China’s Debt to GDP Ratio Declines for the First Time in Nearly Six Years

Beijing’s ongoing deleveraging campaign appears to be proving effective, as China’s debt load as a percentage of gross domestic product declines for the first time in nearly six years.

A report recently released by JPMorgan said that China’s debt fell to 268% of GDP at the end of the second quarter, from 269% at the end of the preceding period.

The decline marks the first time in over half a decade that China’s debt-to-GDP has posted a decrease.

“The composition shift, with household debt increasing while…corporate liabilities declined, points to some progress in debt structuring,” wrote Zhu Haibin, chief economist at JP Morgan in Hong Kong.

Zhu’s figures include estimates of covert credit in addition to the debt owed by the Chinese government, enterprises and households which is reflected by official data.

Key factors behind the decline in Chinese debt include a tightening of monetary policy by the central bank as well as stricter macro-prudenital regulation of lenders.

The return of inflation over the past year also played a pivotal role, helping to reduce the debt-to-GDP ratio by raising nominal GDP.

Beijing launched a credit-fuelled stimulus program in the wake of the 2008 Great Financial Crisis to keep the economy afloat, leading to a rapid accumulation of debt over the past decade.

While the debt-to-GDP ratio was under 150% in 2007, some groups such as the Institute of International Finance estimate that the figure has since doubled to over 300%.

Despite the second quarter decline highlighted by JP Morgan, concerns still abound over China’s ballooning levels, compelling Standard & Poor’s to downgrade its sovereign credit rating by a notch just last week.

Other analysts believe that China’s deleveraging campaign and crackdown on the banking sector are proving effective at combating its debt woes.

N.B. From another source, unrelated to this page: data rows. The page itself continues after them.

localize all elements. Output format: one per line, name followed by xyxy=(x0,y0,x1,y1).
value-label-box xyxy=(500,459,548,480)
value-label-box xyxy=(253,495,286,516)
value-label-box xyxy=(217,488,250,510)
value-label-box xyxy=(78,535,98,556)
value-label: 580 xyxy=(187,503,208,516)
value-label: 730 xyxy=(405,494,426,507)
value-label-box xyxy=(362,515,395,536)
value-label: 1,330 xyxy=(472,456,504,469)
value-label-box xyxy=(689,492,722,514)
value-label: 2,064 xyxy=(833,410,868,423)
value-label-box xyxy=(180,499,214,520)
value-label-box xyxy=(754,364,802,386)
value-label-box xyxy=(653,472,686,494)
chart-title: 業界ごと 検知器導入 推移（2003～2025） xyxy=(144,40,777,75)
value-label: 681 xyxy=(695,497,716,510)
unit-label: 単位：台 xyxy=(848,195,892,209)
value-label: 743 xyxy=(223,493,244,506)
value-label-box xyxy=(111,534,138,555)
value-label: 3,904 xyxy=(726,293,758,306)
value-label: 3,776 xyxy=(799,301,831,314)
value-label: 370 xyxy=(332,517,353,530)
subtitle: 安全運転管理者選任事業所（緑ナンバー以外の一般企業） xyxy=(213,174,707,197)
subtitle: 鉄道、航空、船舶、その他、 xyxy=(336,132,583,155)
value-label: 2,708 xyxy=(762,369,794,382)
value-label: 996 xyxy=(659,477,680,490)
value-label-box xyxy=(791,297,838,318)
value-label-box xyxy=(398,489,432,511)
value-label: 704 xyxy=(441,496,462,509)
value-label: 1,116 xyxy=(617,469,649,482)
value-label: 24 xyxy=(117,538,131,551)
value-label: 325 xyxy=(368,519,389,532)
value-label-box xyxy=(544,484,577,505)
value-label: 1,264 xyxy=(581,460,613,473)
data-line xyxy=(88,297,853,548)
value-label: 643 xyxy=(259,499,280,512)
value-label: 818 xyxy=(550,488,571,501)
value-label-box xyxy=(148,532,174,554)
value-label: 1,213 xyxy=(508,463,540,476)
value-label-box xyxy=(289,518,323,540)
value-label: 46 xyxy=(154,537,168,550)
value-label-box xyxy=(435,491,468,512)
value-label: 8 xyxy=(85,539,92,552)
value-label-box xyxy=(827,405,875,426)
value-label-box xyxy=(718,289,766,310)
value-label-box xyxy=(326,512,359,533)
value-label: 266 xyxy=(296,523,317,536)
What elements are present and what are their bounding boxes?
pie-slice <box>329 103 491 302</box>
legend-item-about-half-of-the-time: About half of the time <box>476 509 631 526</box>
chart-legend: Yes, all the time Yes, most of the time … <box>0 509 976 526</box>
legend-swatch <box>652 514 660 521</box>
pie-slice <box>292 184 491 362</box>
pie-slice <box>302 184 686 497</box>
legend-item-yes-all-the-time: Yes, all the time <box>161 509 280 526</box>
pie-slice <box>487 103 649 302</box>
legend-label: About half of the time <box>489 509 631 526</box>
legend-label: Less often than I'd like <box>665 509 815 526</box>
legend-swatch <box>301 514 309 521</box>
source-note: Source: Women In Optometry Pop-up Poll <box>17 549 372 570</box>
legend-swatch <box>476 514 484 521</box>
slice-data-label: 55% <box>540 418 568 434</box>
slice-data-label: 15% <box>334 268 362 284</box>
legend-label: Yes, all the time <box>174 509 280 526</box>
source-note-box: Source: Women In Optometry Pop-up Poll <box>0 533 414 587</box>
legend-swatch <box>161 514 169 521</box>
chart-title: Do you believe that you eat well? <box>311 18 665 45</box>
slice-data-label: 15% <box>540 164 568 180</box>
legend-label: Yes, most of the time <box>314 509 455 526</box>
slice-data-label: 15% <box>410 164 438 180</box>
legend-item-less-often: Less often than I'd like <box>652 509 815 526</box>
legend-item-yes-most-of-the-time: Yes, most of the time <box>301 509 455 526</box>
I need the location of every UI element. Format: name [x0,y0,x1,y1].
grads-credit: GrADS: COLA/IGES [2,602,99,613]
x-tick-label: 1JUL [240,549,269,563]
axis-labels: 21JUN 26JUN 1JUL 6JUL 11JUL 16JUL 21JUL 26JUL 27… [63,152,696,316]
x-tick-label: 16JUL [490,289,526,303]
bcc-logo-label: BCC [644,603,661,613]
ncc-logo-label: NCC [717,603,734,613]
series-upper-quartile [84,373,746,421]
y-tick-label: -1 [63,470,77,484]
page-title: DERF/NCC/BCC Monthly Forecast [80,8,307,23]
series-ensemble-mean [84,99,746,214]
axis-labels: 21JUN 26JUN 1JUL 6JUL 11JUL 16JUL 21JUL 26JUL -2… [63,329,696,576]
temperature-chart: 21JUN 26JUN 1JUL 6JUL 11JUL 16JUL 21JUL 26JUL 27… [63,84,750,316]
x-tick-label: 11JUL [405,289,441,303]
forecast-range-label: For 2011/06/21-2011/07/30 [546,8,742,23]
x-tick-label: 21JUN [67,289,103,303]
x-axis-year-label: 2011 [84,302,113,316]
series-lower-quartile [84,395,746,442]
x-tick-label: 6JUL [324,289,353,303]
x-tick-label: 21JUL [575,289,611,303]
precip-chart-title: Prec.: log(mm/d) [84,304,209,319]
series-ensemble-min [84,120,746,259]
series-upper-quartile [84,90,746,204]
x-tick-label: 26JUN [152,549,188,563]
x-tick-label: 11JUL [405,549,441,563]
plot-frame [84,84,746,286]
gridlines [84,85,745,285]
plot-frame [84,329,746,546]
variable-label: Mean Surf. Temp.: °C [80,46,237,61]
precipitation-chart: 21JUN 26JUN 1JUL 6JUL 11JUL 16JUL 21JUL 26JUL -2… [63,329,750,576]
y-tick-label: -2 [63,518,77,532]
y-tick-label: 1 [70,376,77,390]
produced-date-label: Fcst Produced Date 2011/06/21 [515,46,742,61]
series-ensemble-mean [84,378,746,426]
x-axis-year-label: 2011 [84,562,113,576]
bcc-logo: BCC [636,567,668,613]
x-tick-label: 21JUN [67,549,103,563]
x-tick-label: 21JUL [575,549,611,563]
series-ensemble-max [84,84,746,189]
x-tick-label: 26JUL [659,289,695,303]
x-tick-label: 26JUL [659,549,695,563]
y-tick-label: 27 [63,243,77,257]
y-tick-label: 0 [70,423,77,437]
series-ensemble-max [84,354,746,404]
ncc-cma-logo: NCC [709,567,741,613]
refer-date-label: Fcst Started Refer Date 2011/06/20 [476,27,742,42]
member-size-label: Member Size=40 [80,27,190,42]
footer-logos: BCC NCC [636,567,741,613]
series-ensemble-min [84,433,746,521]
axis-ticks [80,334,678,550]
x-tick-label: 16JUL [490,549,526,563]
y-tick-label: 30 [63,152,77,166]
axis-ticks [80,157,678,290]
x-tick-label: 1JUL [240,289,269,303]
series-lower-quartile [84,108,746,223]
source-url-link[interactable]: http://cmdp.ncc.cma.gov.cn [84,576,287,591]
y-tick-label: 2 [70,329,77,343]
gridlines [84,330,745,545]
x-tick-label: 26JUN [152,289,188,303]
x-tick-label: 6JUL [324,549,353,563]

“We think China’s debt risk has actually declined over the past year,” said Wang Tao, head of China economic research at UBS in Hong Kong to The Financial Times. “Tighter supervision and regulation have helped to curtail shadow banking growth.

“While China’s credit growth continues to outpace nominal GDP growth, the gap has actually narrowed this year.”

Wang estimates that China’s debt ratio increased one percentage point in the second quarter to hit 274% by the end of June, significant of easing credit growth.